Digicel completes third towers sale and leaseback deal
Digicel has raised in the region of $90m (€77m) from a sale and leaseback of 451 telecoms towers in Jamaica, the latest in a series of transactions to reduce its overall debt burden.
A separate Digicel sale, of 309 towers in the Pacific, is set to raise an additional $55m, and remains on course to close later this year, sources said.
The Jamaica sale and leaseback agreement has been struck with US-based Phoenix Tower International (PTI), through its Jamaican subsidiary, Phoenix Tower Jamaica Limited.
It's the third transactions involving both parties in the past two years. Digicel sold 215 wireless-communications towers in the French West Indies to PTI earlier this year, and 202 towers in El Salvador to the same buyer in 2017.
The price on the latest deal is in line with recent guidance, and more than the initial expectation for $80m.
Regulatory approvals and licences have been sought and granted for the deal, that will see PTI assume ownership and management rights to the 451 wireless communication tower sites in Jamaica.
Digicel told investors earlier this year that it plans to reduce its debt burden by "one-turn" - a multiple of borrowings to earnings - to 5.7 times earnings from 6.7 times, by next year, largely through growth but also by selling assets.

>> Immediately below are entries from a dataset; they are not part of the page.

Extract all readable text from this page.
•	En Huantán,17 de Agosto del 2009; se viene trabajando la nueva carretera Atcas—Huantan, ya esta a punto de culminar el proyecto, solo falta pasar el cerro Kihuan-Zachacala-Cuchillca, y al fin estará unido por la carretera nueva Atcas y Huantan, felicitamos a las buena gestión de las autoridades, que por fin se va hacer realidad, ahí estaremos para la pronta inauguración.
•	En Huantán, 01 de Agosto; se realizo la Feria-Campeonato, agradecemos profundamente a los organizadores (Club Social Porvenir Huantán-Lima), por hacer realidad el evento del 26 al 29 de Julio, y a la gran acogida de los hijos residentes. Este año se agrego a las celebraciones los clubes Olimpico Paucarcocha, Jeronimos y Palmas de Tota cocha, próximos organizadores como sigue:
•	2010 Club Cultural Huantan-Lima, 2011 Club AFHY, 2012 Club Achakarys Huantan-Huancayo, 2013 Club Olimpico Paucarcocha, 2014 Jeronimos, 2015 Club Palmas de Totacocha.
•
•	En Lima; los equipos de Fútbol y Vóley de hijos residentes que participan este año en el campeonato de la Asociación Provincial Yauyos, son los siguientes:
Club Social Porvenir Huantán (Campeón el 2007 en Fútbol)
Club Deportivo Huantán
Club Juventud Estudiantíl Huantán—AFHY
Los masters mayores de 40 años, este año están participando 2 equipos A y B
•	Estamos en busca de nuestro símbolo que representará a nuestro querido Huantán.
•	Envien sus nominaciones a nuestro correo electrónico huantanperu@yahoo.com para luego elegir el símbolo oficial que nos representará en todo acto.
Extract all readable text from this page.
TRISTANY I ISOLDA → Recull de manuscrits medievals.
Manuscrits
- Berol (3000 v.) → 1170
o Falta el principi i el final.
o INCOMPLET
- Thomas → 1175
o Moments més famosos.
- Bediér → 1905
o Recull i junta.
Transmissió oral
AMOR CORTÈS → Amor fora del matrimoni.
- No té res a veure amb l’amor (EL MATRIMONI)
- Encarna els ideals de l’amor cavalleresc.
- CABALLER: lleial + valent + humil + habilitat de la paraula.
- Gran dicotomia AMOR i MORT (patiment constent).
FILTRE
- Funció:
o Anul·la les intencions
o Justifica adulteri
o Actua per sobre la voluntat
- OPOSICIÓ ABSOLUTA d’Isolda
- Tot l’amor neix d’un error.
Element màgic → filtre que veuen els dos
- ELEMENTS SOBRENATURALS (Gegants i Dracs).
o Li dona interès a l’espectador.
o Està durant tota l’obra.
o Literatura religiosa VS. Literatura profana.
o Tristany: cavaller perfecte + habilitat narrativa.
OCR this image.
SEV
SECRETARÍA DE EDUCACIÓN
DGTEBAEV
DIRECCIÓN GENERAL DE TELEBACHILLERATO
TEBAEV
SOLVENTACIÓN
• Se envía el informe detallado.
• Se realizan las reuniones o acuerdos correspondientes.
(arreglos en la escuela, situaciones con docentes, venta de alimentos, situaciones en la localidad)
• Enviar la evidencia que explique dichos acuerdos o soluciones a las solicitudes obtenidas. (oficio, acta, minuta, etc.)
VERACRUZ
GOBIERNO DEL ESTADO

Progress on that will boost its ability to negotiate a debt refinancing deal with bondholders. Digicel is seeking agreement, by October 19, from a group of bondholders for the company's proposal to swap $3bn (€2.59bn) of debt for new securities with later maturity dates.
The offer acceptance deadline has been pushed out amid resistance for lenders, who are expected to lobby for better terms on the new financing package.
Denis O'Brien-owned Digicel developed as a mobile phone provider and now provides telecoms, communications and entertainment services in 31 markets in the Caribbean, Central America and Asia-Pacific regions.